Primeros baños del bebé: todo lo que necesitás saber
Publicado el 8/10/2019
 

Con la llegada de nuestro primer bebé, comienzan un montón de actividades desconocidas para la mayoría de nosotras, pero que con el tiempo se volverán un hábito y serán mucho más simples. 

El momento del baño es uno de los momentos más especiales, sobre todo cuando somos padres primerizos. Probablemente experimentemos un poco de ansiedad, miedo y también tengamos muchas dudas sobre cómo hacerlo de la manera correcta, por eso en este artículo te contamos paso a paso cómo proceder de la manera más adecuada, respetando los procesos naturales de los recién nacidos y eligiendo los productos adecuados para cuidar su piel.

No apures el primer baño 

No se recomienda bañar al bebé antes de las primeras 48-72 horas de vida, para no dañar el unto sebáceo. Los bebés nacen recubiertos por una capa de grasa de aspecto blanquecino denominada también “vérnix caseosa”. 

Se trata de una sustancia exclusiva del ser humano que nos protege dentro y fuera del útero materno. Entre otras sustancias contiene péptidos, que son responsables de la acción antimicrobiana y actúan como defensas naturales. Debido a esto, es muy importante no quitarla al principio, evitando el baño del bebé hasta el tercer día de vida por lo menos. 

Primeros baños 

A partir del cuarto o quinto día de nacimiento, podemos bañar a nuestro bebé evitando productos que contengan sustancias agresivas, tóxicas o irritantes para la piel. 
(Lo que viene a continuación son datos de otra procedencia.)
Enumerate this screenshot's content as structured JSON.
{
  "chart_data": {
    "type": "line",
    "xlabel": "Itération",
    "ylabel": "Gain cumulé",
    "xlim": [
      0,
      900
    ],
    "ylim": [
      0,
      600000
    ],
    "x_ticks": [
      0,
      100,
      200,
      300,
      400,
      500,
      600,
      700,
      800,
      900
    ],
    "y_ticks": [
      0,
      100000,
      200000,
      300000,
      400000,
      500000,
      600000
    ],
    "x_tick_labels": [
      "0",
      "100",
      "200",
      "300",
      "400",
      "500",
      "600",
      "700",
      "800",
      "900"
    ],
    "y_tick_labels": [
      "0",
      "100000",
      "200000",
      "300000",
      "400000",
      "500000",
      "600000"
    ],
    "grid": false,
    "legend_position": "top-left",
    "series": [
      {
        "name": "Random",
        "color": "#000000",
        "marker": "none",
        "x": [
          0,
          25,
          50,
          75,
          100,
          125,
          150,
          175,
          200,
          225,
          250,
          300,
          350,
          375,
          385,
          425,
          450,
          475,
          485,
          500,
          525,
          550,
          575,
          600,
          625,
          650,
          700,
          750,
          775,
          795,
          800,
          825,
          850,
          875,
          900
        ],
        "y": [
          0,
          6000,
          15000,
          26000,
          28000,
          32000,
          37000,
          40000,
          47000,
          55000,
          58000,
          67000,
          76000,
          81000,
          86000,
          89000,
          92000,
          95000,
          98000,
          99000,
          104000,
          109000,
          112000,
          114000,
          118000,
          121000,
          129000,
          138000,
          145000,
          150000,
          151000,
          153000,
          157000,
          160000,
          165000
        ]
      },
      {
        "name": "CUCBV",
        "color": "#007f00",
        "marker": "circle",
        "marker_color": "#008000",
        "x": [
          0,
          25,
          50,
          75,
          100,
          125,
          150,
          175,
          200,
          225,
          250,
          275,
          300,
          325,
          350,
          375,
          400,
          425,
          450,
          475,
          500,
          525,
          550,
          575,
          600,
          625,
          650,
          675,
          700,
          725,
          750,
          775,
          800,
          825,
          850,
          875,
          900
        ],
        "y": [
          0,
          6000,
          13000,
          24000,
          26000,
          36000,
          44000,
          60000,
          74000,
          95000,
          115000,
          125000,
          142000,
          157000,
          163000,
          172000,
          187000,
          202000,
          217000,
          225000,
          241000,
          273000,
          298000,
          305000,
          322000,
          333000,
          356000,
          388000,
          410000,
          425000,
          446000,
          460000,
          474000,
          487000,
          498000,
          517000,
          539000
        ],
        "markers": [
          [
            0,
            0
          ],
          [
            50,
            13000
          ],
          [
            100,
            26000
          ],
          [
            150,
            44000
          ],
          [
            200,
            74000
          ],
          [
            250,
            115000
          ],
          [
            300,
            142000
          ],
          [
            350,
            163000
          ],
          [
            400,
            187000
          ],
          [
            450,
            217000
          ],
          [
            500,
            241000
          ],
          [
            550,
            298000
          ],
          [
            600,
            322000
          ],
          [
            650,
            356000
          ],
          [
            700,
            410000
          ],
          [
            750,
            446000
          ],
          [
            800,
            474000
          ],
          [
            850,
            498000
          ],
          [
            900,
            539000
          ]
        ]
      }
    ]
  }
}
Es recomendable utilizar un jabón que sea especialmente para bebés, para poder limpiar suavemente su delicada piel. Dos opciones ideales para estos primeros baños pueden ser: el Jabón en Barra J&J que limpia de forma suave y segura la piel de tu bebé dejándola con un agradable aroma, o el Jabón en Barra Baby Dove Humectación Sensible, hecho con nutrientes esenciales de origen natural que ayudan a mantener la humectación de la delicada piel del bebé.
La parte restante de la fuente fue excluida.